A Brief Online Exhibition Manual: Spotlighting Two Must-See Shows at Art Basel Hong Kong
By Calla Mitchell
Hong Kong’s annual art week has returned to showcase and celebrate the vibrant cultural scene of Asia’s art epicentre. Under the market-watchers spotlight, this week is crucial for the city to reassert and retain its dominance within the Asian art market. The city boasts a bustling array of galleries, from global Hauser & Wirth to local favourites such as Alison Fine Arts and Pearl Lam Galleries. The week’s festivities will be anchored by Art Basel Hong Kong (26-30 March; 26-27 March – preview days), now in its twelfth edition, bringing together 240 galleries from 42 countries. Whether you’re stuck at university, work, or simply not at Art Basel Hong Kong this week, why not take a glimpse at two of the fair’s incredible shows, treating the below as a virtual exhibition.
FX Harsono, The Light of Spirit, 2025, plastic electric candles, LED bulbs, cast cement, wood. 200 x 174 x 200 cm.
Image courtesy of 10 Chancery Lane Gallery and the Artist.
Curated by Singaporean curator Lola Lenzi, 10 Chancery Lane Gallery’s Beauty Will Save the World features eight Southeast Asian artists who engage with themes of incarceration, war, abuses of power, displacement, and environmental destruction. The exhibition’s title, plucked from the haunting lines of Dostoyevsky’s The Idiot, serves to suggest that life’s joys, such as the scent of coffee beans or the soft sunshine upon one’s face, can translate into a tool of defence against suffering, a sentiment particularly relevant today in the face of global conflicts and frequent natural disasters.
A particularly attractive installation, FX Harsono’s The Light of Spirit, 2025, takes the form of a mint of electric plastic candles and LED bulbs which are positioned above a cast cement slab. Manifesting the exhibition’s powerful themes, the slab is inscribed with the names of Indonesians of Chinese descent who were massacred in Java from 1947 to 1949.
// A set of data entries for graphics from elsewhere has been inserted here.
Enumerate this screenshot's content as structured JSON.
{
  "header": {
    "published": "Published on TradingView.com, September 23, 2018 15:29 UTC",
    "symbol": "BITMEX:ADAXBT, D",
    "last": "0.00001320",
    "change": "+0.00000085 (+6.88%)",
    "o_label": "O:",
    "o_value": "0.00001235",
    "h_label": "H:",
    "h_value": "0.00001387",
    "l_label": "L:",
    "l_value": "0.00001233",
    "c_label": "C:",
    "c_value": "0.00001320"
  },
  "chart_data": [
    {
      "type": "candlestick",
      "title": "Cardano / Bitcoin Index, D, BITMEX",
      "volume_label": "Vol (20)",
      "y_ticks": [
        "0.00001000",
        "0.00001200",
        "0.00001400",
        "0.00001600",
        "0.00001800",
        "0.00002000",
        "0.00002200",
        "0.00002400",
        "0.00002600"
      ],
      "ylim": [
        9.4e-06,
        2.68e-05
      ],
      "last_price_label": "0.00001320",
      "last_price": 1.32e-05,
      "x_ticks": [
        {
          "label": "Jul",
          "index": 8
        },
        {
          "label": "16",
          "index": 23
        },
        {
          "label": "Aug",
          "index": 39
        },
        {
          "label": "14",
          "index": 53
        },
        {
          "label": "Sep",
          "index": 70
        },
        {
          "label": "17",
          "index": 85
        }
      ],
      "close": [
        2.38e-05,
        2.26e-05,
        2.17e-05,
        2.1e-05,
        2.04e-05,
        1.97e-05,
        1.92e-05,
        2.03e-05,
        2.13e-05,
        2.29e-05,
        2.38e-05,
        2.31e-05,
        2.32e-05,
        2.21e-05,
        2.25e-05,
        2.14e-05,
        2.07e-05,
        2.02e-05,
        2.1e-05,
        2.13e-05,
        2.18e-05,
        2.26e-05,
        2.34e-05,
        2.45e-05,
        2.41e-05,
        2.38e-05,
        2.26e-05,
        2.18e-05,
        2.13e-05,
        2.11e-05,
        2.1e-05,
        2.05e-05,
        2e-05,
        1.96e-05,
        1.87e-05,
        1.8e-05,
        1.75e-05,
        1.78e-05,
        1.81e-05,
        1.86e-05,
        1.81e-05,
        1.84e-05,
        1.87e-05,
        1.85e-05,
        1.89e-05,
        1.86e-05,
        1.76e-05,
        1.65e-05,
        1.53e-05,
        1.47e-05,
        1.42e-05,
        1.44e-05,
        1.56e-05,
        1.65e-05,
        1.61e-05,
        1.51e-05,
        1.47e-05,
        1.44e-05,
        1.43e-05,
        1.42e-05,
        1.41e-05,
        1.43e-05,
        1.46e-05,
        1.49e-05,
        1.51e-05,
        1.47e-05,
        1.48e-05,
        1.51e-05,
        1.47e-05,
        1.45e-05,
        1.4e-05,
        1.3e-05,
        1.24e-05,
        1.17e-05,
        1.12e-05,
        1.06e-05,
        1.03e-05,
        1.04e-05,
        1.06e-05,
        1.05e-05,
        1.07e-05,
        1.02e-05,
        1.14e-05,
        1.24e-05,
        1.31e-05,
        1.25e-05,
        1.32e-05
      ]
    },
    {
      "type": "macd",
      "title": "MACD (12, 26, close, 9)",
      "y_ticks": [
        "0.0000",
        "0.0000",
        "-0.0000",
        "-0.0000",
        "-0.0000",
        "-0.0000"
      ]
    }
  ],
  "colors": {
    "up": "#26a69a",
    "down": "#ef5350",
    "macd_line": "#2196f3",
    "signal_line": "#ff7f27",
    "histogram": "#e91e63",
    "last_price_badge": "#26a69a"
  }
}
Functioning as a meditation on memory, loss, and the transcendence of the human spirit beyond death, the faint glow of yellow and red candlelight against the shadowy black backdrop creates an intimate and triumphant image. Visualising the exhibition title, the beauty of candlelight, and the warm atmosphere it produces, continues to burn on and conquer the dark. Here, the dark embodies the horrors of what the Indonesian artist revokes upon the surface of the slab below. The candles cast light upon the words, enabling the viewer to read its content and acknowledge Indonesia’s violent colonial history under Dutch rule.
Wu Jiaru, docile_body_I_ii, 2025, charcoal and oil on linen, 58 x 300 cm.
Image courtesy of Flowers and the Artist.
London- and Hong Kong-based gallery Flowers presents Apollo Center, a solo exhibition featuring the work of Wu Jiaru. The Hong Kong artist creates her paintings through a process of automatic drawing, taking inspiration from a diverse range of influences, including Francis Bacon, Greek mythology, celebrities, and consumer culture. Her artwork, bursting with bright colour and haphazard images, is inspired by the spirit of rebellion against the status quo and calls for an intimate conformation with how the viewer exists within their natural environment.
In Wu’s large-scale mixed-media work, docile_body_I_ii, 2025, the artist invites collectors to destroy her work. Collectors will be able to select a section of the painting, which will then be cut out and framed upon purchase. By having her work torn apart, Wu invites visitors to participate in a boarder critique of artistic ownership.
Composed of frenetic, gestural lines in orange, green, blue, and purple, layered with charcoal sketches of both human and animal faces, the zoomorphic image encourages an additional conversation with the viewer. The viewer is called to confront their biblical status as a steward(ess) of Earth and their relationship with nature. Further, the blurred boundaries of the figural sketches and positive colour palette promotes a harmonious and intimate connection to the natural world.
These artworks are only two of many incredible and ground-breaking works on show at this year’s Art Basel Hong Kong. I encourage you to have a further look.